My painful slow trickle began at the halfway mark, according to my Strava autopsy. It was at this point that my toes began to burn. I could feel blisters brewing on the balls of my feet, so I switched from forefoot to heel-striking — a move that brings relief but slows me down. Mentally, I also began to suffer. I tried to hang onto the pack I’d been running with, but that train was leaving and my ticket had expired.
After winding through residential streets near the University of Alberta, the race course arrived back at Saskatchewan Drive, where streams of runners were flowing in the opposite direction on the other side of the road. Those runners appeared to be having more fun than I was. They were pushing strollers, running with friends, listening to music, and, worst of all, smiling. Cheering volunteers were waving signs, ringing cowbells, telling everyone they were looking great. Meanwhile, I was in a festival of pain.

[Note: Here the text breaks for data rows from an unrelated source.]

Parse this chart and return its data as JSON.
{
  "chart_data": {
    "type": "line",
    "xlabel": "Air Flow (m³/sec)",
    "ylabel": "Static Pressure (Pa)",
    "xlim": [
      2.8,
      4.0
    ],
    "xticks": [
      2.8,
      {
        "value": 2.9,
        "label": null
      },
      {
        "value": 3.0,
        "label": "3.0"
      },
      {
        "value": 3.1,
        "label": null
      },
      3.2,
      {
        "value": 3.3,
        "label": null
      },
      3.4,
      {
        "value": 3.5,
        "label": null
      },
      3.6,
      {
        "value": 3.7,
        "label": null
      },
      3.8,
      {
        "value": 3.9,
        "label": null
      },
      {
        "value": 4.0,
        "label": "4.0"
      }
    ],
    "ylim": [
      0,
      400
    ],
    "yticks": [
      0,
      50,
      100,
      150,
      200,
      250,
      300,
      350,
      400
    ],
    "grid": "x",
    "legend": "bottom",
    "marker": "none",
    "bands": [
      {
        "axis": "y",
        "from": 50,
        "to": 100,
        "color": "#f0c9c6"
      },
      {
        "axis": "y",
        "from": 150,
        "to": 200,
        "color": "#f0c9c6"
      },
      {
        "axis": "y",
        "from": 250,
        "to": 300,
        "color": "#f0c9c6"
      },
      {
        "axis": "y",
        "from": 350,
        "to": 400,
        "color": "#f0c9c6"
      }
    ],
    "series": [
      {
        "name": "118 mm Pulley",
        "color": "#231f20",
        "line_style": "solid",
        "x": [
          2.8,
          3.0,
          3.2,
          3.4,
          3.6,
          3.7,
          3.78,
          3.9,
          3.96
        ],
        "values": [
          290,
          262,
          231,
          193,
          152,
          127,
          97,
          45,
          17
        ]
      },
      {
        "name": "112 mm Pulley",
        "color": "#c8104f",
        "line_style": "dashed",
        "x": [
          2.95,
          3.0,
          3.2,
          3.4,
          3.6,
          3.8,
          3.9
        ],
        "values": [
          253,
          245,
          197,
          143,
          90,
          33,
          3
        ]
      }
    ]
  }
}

For the last few kilometres, I ran behind a man in his forties who raised his arms in celebration every time we came across a photographer. I was hurting, but he was having the time of his life.
After crossing the finish line, I couldn’t help my disappointment. My last kilometre had been fast, suggesting there was more gas in the tank. I hadn’t given up, but I also hadn’t run my best.
I thanked the volunteers, who were eagerly filling my arms with free samples and food, and thought of how joyful the man ahead of me had been. He introduced himself after the race — his name was Aksil — and said this had been his first 10K. We smiled for a photo together.
Elite runners have always inspired me, with their speed and ability to push through pain. Winning a race is a wonderful thing, but then again, so is racing with abandon across the High Level Bridge on a Sunday morning.